This recipe I created myself, though it is an dish that has been made with many variations. Flank steak or London broil is a relatively inexpensive and lean piece of beef. I created my own rub using spices that have a Latin history and then grilled it. In the picture, you will see that Scott and I like our meat pretty rare. Feel free to cook your meat longer! Using a lower temperature on the grill pan will help it to cook longer and not char or burn on the outside.
The guacamole salad is basically a chunky guacamole. Since I cannot have the tortilla chips, it was really frustrating to try to eat the creamy guacamole with a fork. Not to mention that the texture wasn't great without the crisp of a chip. So I just don't mash the avocado and stir everything carefully so it doesn't get too squishy. Scott can still eat it with tortilla chips, and I can eat it with some lettuce and a fork. Works for everyone!
For those of you coming from Dr. Malone's referral, first of all, thank you so much for checking out this blog. I hope you are able to find some recipes and support here that you enjoy and find helpful! Just to let you know, I am on Stage 3 of the diet, so I have added in barley, bulgur, starchy vegetables, and various other things. I am going to do my best to continue posting recipes from my early diet stages to continue supporting you. However, most of the time, you can still make the entree recipe and just substitute a different side. If you have any questions, please let me know! I'd be glad to help you out.
Spicy Flank Steak
- 1 flank steak, or London broil, about 1 lb.
- 2 tsp ground cumin
- 2 tsp chili powder
- 1 tsp garlic powder (not garlic salt!)
- 1/2 tsp kosher salt
- 1/2 tsp black pepper
- dash of cayenne pepper (to taste-- depends on how hot you want it!)

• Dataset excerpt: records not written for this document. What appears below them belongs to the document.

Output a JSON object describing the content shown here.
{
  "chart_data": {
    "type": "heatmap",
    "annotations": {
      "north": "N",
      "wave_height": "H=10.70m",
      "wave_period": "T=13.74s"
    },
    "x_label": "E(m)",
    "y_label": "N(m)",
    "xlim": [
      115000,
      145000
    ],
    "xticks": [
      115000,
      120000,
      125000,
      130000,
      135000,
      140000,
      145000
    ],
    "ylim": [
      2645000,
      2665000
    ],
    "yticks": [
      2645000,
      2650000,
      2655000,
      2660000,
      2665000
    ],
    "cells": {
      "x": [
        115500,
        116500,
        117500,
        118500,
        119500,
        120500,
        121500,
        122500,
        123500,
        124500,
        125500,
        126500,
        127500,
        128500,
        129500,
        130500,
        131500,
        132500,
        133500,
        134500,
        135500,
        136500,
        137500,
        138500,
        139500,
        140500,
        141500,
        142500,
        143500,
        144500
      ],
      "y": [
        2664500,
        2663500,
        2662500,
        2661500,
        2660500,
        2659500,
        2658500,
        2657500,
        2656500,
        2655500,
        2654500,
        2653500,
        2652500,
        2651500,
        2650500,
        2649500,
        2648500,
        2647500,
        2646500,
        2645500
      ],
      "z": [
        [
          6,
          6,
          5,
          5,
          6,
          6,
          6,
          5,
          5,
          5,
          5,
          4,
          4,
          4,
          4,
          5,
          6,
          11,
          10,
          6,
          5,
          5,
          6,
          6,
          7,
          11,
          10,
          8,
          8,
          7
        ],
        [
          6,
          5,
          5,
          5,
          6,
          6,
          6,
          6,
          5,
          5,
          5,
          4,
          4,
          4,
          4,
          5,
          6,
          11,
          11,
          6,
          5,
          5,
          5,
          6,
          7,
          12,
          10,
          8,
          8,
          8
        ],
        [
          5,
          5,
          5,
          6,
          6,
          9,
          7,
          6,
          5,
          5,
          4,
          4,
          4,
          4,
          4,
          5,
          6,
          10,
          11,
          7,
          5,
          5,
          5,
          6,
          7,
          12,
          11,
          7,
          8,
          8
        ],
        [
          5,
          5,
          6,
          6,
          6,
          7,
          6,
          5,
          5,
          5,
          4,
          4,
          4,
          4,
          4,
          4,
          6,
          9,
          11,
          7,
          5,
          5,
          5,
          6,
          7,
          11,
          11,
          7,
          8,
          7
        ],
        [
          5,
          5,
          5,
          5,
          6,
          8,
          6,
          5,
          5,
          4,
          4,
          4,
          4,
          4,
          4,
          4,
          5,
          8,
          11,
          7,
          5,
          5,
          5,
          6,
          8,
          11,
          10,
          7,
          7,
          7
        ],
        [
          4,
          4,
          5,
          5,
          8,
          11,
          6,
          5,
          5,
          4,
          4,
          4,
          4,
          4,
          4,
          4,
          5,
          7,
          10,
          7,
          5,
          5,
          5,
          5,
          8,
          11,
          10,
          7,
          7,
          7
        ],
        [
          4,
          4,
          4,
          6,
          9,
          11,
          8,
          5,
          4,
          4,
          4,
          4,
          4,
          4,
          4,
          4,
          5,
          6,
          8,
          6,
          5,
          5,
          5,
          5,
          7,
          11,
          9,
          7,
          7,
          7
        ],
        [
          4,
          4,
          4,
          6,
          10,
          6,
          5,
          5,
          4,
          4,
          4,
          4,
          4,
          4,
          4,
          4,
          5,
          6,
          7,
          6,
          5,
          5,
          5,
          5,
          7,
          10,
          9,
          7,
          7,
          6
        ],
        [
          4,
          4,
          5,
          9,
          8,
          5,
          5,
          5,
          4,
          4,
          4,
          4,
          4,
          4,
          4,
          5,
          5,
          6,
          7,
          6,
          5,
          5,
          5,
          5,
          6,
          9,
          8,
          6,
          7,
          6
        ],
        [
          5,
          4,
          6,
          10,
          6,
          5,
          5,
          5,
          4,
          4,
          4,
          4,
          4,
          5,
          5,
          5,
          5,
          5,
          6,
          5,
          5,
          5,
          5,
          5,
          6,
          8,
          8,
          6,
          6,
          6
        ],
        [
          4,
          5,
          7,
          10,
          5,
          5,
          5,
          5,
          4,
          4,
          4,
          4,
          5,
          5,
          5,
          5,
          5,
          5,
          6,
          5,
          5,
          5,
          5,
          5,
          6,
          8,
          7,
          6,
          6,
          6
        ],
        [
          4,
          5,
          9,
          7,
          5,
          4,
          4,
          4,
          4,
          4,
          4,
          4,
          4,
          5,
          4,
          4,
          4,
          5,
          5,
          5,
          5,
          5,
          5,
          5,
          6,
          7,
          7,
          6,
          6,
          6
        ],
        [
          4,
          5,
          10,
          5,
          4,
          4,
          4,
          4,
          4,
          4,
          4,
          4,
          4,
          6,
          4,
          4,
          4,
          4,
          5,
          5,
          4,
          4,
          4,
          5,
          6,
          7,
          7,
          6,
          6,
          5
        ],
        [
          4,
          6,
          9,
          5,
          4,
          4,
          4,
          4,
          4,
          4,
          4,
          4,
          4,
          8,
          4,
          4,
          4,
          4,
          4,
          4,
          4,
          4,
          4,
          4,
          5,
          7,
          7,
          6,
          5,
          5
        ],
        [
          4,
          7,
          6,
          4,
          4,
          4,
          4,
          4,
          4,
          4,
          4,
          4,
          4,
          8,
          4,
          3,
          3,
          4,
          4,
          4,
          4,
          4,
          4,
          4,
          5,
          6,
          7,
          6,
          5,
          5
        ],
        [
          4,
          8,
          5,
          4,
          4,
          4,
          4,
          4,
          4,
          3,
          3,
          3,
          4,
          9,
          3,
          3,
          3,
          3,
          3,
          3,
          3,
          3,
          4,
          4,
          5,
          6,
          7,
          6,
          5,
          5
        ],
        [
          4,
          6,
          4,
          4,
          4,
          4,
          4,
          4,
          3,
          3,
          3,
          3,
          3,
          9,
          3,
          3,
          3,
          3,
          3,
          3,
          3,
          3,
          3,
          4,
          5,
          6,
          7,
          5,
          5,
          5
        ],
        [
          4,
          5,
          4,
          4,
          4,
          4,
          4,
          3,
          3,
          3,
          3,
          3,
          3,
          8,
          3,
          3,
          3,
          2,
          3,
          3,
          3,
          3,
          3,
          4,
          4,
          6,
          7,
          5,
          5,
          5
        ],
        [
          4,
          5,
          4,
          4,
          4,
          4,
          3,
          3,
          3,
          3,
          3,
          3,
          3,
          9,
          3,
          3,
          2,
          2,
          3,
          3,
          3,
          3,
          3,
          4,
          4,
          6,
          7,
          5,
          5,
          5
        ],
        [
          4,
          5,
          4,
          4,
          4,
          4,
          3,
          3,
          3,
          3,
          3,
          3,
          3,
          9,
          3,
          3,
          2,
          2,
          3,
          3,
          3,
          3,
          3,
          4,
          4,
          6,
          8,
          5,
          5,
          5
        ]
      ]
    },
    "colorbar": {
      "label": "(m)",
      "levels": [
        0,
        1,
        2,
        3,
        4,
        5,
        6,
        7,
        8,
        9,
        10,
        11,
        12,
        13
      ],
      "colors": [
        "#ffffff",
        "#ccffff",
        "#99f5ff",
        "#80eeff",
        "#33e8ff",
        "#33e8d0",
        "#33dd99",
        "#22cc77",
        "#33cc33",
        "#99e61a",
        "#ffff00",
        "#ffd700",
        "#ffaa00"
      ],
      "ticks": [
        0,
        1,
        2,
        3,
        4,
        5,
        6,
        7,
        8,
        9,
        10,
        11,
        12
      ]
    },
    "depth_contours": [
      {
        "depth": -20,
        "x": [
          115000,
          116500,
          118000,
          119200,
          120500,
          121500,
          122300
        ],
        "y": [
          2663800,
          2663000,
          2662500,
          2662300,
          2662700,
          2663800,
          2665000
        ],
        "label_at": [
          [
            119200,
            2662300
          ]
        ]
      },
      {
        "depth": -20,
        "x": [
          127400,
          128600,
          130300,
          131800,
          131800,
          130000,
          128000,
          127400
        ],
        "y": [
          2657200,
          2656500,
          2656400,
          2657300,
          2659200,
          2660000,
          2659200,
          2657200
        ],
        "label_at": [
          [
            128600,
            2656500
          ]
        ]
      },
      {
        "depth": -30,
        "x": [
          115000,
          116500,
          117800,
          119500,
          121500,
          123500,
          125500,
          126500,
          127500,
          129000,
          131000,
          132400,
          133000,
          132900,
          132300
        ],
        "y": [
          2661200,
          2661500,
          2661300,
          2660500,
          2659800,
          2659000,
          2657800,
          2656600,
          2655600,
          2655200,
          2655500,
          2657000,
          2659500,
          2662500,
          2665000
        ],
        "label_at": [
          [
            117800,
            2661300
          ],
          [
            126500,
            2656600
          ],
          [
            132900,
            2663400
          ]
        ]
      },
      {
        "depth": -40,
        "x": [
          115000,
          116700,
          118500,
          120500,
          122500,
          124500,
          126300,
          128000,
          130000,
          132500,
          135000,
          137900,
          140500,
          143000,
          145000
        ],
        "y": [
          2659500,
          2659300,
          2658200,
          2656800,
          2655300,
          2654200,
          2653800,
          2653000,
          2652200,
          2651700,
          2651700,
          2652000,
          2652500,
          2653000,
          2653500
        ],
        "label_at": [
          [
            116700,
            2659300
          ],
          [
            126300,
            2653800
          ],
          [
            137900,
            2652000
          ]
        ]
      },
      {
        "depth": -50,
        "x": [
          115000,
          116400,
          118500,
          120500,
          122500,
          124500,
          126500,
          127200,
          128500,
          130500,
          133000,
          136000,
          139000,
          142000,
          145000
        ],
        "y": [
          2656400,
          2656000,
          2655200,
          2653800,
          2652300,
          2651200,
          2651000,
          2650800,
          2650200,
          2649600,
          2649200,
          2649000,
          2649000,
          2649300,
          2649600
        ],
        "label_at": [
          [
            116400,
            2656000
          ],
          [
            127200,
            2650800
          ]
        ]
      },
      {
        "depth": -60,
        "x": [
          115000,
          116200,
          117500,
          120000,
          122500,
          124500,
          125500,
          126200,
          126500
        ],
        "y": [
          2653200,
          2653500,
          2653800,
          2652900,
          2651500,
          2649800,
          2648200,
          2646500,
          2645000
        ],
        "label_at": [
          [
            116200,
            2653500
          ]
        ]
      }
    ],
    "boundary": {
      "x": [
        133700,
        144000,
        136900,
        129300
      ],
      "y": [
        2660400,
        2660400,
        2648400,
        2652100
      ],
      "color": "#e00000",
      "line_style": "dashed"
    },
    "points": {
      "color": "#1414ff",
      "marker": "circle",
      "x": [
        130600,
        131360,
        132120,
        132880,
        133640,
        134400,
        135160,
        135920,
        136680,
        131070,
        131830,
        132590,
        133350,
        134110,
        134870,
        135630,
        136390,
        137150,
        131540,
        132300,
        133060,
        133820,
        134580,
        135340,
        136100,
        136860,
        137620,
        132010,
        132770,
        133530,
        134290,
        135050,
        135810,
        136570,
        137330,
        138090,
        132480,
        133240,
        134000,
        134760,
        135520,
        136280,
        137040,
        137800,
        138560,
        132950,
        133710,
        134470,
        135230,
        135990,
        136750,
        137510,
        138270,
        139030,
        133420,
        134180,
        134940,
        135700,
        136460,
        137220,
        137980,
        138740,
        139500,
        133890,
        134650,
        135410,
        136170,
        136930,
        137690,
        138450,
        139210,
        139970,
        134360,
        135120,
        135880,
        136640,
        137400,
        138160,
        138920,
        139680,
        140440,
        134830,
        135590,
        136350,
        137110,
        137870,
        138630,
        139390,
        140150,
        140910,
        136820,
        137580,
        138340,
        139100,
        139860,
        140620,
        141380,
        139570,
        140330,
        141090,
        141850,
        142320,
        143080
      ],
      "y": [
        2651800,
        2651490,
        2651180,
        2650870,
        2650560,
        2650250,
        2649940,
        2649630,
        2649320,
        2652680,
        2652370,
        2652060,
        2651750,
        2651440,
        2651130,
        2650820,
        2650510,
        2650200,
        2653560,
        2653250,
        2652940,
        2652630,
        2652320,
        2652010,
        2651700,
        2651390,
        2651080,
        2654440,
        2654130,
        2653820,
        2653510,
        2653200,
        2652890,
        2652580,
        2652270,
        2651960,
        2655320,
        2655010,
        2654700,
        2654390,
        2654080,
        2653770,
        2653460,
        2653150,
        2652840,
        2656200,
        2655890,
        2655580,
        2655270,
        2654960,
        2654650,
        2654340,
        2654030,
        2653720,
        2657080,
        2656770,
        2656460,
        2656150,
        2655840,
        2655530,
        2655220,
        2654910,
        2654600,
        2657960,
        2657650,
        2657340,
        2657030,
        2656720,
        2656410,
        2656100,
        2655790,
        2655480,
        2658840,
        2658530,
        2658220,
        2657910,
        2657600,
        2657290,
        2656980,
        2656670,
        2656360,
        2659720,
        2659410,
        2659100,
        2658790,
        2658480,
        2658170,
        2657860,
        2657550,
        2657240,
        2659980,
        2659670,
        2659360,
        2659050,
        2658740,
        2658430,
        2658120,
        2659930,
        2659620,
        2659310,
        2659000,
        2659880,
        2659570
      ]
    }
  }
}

- 1 to 2 Tbsp of olive oil (depends on surface area of steak)
- juice from 1/2 a lime
- cooking spray
2. Drizzle steak with olive oil. use hands to cover entire steak evenly with oil. Rub spice mixture onto oil. Do your best to cover steak evenly. Set on plate or dish and pour juice on top of steak. Let marinate for about 15 minutes.
3. Preheat grill or grill pan to medium high heat. Spray with cooking spray.
4. Grill on medium high heat until desired doneness. (5-6 minutes on each side for medium rare; 6-7 minutes each side for medium, etc).
5. let steak rest for 5-10 minutes. Slice on the diagonal and serve.
- 2 medium sized avocados, cubed
- 1 plum tomato, diced and deseeded
- 1/2 red onion chopped
- 1/4 cup fresh cilantro, chopped
- juice of 1/2 a lime
- kosher salt, black and cayenne pepper to taste
- Combine all ingredients into a bowl. Mix softly until just incorporated. Leave the pit of one avocado in the bowl to prevent browning during storage. Refrigerate until serving.
The steak is delicious wrapped in whole wheat tortillas and served with fajita toppings (sour cream, diced tomatoes, lettuce, grilled onions & peppers).
We had this with chipotle black beans (great fiber and protein source for those Stage 3 or beyond!)
- 2 tsp canola oil
- 1 small red bell pepper, finely chopped (derib and deseed before)
- 1 tsp finely chopped garlic
- 1/4 tsp kosher salt
- 1/4 tsp ground cumin
- 1/8 tsp ground cinnamon
- 1 can (15 oz) low sodium black beans, drained and rinsed
- 1/4 c water
- 2 Tbsp mild picante sauce
- 1/4 tsp minced canned chipotle chile in adobo sauce, plus more as needed for spiciness.
These beans make great leftover lettuce wraps! Warm and then serve in lettuce leaves with a smear of nonfat sour cream. Delicious and light lunch!